Jean-Paul unstrapped his seat harness, and floated vaguely, maintaining the seated position.

“So, we’ve got a little while. Tell us a little about yourself. Relax. Everything’s going to be OK.”

Spencer forced a sigh. “There’s not much to tell—I’m just a normal fourteen-year-old kid. Pretty boring.”

Jean-Paul laughed again, and smiled like he knew a happy secret. “Perfectly normal in every way, huh? They teach dealing with Space Traffic Control and piloting a racing shuttle in school now?”

Spencer conceded a tiny smile. “No, I just...No, it’s that,” he paused, looking up, “I don’t really know what to say. I never know what to say when people ask me that. I've never been, you know, interesting.”

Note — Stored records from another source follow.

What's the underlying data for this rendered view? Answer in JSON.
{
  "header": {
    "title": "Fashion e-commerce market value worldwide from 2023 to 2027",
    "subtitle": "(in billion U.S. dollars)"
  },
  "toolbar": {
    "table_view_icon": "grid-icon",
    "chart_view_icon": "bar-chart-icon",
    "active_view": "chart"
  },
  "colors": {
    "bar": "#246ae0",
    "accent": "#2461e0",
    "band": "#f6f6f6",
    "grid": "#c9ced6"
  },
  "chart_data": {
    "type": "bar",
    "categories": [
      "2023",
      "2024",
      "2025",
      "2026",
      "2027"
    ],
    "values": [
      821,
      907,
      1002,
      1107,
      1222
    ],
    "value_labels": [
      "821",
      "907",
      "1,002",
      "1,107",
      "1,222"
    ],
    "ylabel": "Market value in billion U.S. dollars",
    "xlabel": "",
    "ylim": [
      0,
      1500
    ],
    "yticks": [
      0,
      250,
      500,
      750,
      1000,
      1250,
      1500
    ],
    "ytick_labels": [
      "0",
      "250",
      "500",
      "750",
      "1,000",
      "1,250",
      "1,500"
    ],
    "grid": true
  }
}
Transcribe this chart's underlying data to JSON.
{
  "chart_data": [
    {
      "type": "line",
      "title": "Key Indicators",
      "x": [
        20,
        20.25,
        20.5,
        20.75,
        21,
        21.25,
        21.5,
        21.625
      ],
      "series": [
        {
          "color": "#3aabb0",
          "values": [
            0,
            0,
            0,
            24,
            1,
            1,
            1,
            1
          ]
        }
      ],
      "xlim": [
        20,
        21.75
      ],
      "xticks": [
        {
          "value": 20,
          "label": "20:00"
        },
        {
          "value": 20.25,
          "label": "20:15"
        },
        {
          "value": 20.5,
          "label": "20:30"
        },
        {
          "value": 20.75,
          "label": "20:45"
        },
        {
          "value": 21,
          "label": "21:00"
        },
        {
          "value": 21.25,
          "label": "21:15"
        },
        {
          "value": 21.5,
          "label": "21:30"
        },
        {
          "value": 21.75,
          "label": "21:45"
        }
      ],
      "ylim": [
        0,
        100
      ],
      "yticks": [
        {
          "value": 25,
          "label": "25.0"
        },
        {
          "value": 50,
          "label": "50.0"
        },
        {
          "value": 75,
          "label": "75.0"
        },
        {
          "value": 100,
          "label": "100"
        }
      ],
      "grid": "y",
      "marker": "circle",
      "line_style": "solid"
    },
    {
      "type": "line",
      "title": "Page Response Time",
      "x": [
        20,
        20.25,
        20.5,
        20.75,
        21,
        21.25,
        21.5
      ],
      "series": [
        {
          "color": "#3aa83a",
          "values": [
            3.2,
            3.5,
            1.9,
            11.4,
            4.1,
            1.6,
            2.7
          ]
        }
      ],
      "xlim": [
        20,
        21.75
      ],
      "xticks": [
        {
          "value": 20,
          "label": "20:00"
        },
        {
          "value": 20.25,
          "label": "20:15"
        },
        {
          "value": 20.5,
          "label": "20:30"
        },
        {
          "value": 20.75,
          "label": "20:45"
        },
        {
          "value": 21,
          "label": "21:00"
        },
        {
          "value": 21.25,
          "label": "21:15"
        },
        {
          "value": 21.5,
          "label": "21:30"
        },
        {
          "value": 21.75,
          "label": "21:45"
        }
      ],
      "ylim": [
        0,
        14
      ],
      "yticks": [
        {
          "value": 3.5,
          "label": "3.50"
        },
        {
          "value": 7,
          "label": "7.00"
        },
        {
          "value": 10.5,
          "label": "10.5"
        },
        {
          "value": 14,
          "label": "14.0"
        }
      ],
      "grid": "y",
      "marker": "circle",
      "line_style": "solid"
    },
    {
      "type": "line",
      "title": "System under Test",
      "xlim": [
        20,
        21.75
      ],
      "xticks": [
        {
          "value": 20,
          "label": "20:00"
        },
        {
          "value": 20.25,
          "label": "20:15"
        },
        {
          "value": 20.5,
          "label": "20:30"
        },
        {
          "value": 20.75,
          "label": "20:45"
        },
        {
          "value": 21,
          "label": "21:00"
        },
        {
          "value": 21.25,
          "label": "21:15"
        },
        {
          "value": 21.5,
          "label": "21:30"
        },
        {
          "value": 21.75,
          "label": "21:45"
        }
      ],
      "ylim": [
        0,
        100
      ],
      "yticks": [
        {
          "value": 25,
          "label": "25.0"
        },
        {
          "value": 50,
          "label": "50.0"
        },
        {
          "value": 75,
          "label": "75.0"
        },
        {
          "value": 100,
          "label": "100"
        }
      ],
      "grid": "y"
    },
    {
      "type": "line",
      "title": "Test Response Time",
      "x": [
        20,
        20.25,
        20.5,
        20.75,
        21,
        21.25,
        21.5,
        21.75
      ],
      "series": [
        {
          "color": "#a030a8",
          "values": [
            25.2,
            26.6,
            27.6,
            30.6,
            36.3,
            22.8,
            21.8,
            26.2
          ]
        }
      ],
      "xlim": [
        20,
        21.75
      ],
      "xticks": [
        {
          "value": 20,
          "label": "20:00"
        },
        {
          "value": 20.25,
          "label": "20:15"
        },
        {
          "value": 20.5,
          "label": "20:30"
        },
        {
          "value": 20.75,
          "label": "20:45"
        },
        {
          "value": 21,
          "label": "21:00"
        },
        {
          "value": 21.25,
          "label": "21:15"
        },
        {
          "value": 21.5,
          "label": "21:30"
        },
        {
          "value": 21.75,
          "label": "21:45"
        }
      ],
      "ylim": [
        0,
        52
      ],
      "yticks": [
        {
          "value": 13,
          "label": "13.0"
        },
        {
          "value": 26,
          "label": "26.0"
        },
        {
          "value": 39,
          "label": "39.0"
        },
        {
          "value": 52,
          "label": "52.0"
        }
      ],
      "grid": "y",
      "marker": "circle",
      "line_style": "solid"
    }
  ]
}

“Well, how about your family? We all know your sister. What about your mom and dad? Any other siblings?”

“Well, my mom and dad are named Ava and Oliver and they’re living at Shackleton Base right now. You know, lunar south pole?”

Zephyr interrupted, “Oliver Sanchez—I’ve heard that name before.”

“Yep,” offered Spencer, mildly annoyed. “You’ve probably been to the museum.”

“Museum? Oh, on the moon. That NASA Museum.”

“Yeah, he’s the director of the Apollo Mission Sites Museum, out in the maria.”

“It sounds like you come from a great family,” said Jean-Paul. “Or at least a famous one.”

“Tell me about it,” said Spencer.

“You don’t sound too thrilled about this fact.”

“No, it’s fine. I just...I guess I’m tired of people talking about them all the time. It’s...never mind.” Spencer looked down, as if staring at an imaginary stain on his suit.